TGH TGH - 4 months ago 8
AngularJS Question

Executing then after catch

I have the following fiddle:
http://jsfiddle.net/thelgevold/3uv9nnjm/6/

angular.module('hello',[]).controller('helloController',function($q){

console.clear();
function someService(){
var deferred = $q.defer();
deferred.reject({e:'error'});
return deferred.promise;
}

function callService(){
return someService().then(function(obj){
console.log('first then');
}).
catch(function(e){
console.log('error1');
var deferred = $q.defer();
deferred.reject({e:'error'});
return deferred.promise;
});
}

callService().catch(function(e){
console.log('error2');
}).then(function(e){
console.log('second then');
});

});


It's essentially just a quick $q promise POC. My question is: Why does the last then clause get called when the promise is rejected? The output is as follows:

error1

error2

second then

I understand why error1/error2 are printed, but I thought the second then string should not be printed since the promise was rejected. I thought it would omit "second then" for the same reason the "first then" is omitted.
Any thoughts?

Answer

Before I get started, don't do this:

var deferred = $q.defer();
deferred.reject({e:'error'}); 
return deferred.promise;

Do this:

return $q.reject({e:'error'});

Or preferably, this:

return $q.reject(new Error('error'));

Beware the deferred antipattern.

Now, for the answer to your question.


The .catch() after your call to callService() is catching the error and not producing a new error. It has essentially "handled" the error, and the following .then() handler is free to be called.

The synchronous code equivalent of your example would be:

function someService() {
  throw { e: 'error' };
}

function callService() {
  try {
    var obj = someService();
    console.log('first then');
  } catch (e) {
    console.log('error1');
    throw { e: 'error' };
  }
}

var e;
try {
  e = callService();
} catch (e) {
  console.log('error2');
}

console.log('second then');

I think that if you look at it this way, it makes perfect sense.

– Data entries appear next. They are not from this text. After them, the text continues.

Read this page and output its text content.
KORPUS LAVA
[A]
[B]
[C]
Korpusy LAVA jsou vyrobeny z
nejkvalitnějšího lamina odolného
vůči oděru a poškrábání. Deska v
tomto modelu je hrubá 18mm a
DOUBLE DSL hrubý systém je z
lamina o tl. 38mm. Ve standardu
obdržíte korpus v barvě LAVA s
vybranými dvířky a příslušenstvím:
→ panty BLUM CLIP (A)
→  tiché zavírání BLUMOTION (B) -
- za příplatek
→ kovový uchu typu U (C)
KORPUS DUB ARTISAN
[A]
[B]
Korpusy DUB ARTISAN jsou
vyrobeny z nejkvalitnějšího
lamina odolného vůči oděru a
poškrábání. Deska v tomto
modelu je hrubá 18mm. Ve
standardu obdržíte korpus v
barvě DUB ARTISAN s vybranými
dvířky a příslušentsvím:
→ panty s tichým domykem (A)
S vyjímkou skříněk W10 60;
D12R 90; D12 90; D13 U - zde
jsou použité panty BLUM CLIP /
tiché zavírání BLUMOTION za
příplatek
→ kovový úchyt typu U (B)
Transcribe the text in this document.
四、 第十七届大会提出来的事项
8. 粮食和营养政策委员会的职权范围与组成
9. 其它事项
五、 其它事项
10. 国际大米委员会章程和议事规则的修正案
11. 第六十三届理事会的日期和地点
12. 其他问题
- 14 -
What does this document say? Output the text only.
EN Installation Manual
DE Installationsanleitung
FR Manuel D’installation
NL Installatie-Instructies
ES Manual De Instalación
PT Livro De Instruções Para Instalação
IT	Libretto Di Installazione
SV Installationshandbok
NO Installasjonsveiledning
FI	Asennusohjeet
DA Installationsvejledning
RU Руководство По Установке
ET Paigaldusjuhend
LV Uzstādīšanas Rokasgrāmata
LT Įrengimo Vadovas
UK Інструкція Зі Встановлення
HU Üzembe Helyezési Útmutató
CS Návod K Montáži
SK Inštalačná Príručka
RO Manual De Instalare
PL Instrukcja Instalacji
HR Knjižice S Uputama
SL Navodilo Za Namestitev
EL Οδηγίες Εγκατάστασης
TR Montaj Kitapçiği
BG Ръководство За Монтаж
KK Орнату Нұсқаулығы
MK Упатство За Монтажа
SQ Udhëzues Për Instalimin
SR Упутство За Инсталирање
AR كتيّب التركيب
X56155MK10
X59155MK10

The relevant text in the Promises/A+ spec is here. For all intents and purposes, you can view the catch handler as the same thing as an onRejected handler:

2.2.7. then must return a promise [3.3].

promise2 = promise1.then(onFulfilled, onRejected);

2.2.7.1. If either onFulfilled or onRejected returns a value x, run the Promise Resolution Procedure [[Resolve]](promise2, x).

Basically, your onRejected handler is "returning" the value undefined, so the promise produced by catch() resolves with the value undefined.